Rereading A Storm of Swords by George R.R. Martin I am blown away by this book even more than I was the first time. It has been since 2012 since I read it, before season 2 of the show ever came out, and boy, it makes the show look bad in comparison. It isn’t the show’s fault, though, I have come to realize again, but the fault of the basic principals and foundation of creating a television show. There is all these little details missing from the show that makes it seem like the Sparknotes version of the books but that is because there are very real limitations. The show can only be so long, they can only spend so much money, they can only include so many characters, they can only hire so many actors, they only have so much time to fill it. The other problem is, the little changes in the show that seem idiotic, is due to this prevailing nature in films and television that pisses me off to no end. This idea that television and movie audiences are stupid, every little thing has to be explained (especially when it comes to magic), and nothing can be confusing for any single member of the audience in order to read a wider audience. That’s why Tyrion’s wife was cut from the show, it’s why Hodor’s real name isn’t Walder but Willis, and why Asha is now Yara because that’s too close to Osha. There is subtly to the books the show lacks, and it loses some of its sparkles because of that. After watching season six of the show I am even more excited to get my hands on The Winds of Winter because they built a pyre around subtly and burned it to the ground. All this being said, what kind of idiot reads A Dance with Dragons and goes “Hey, you know what part would be really cool to add to our show? The horrific rape scene! *Writer’s room cheering:* YEAH!” Real bad, fellas.

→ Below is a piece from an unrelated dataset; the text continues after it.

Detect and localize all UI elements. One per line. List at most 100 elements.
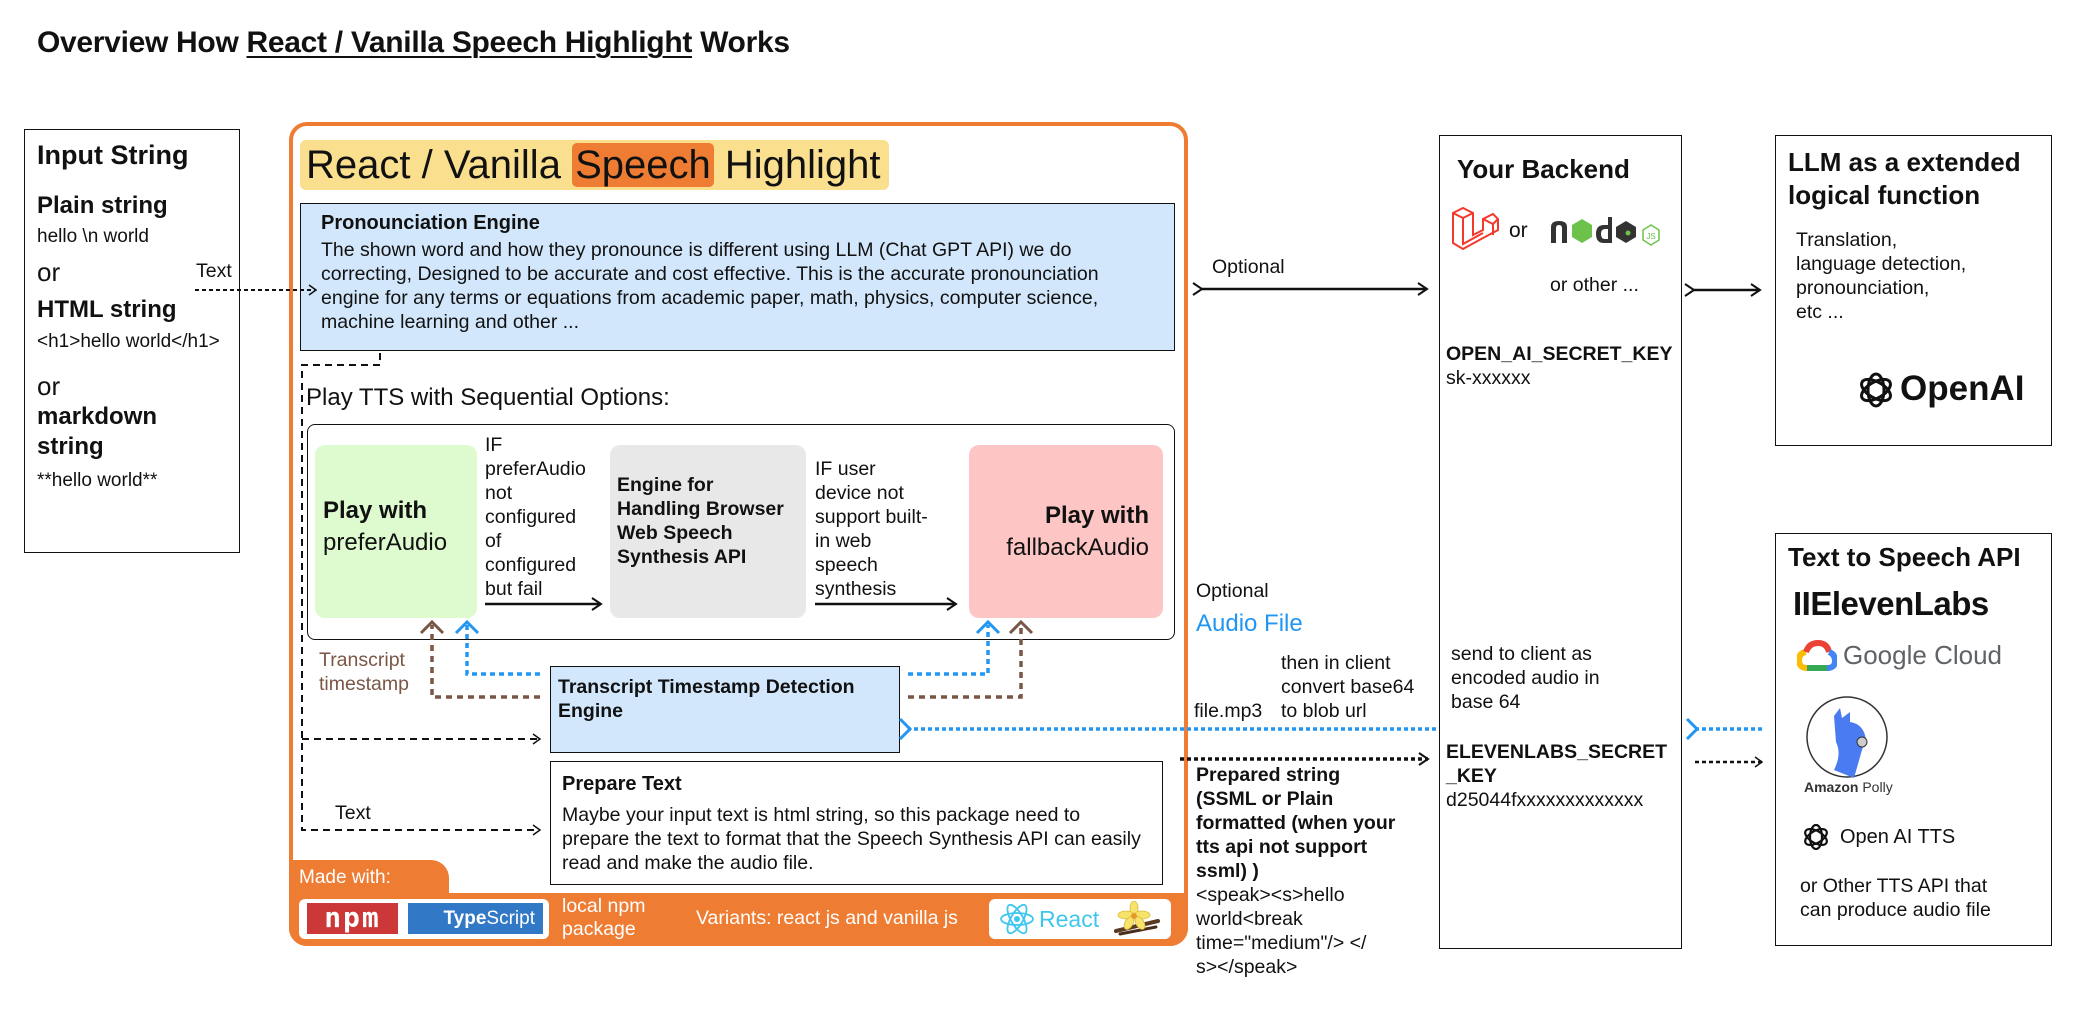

In two weeks time, I’ll be done proofreading my novel, having finished editing the story back in April. So far, the beta readers I’ve sent it out to have sent some very kind things. I’ll have to remember them when the rejection letter begins coming in when I send it out to literary agents.

You Should Read: A Crown of Cold Silver by Alex Marshall, Blood Song by Anthony Ryan, The Secret History of Wonder Woman by Jill Lepore.

You Should Listen To: The British History Podcast, The Adventure Zone, Drunks and Dragons Podcast, My Brother, My Brother, & Me Podcast.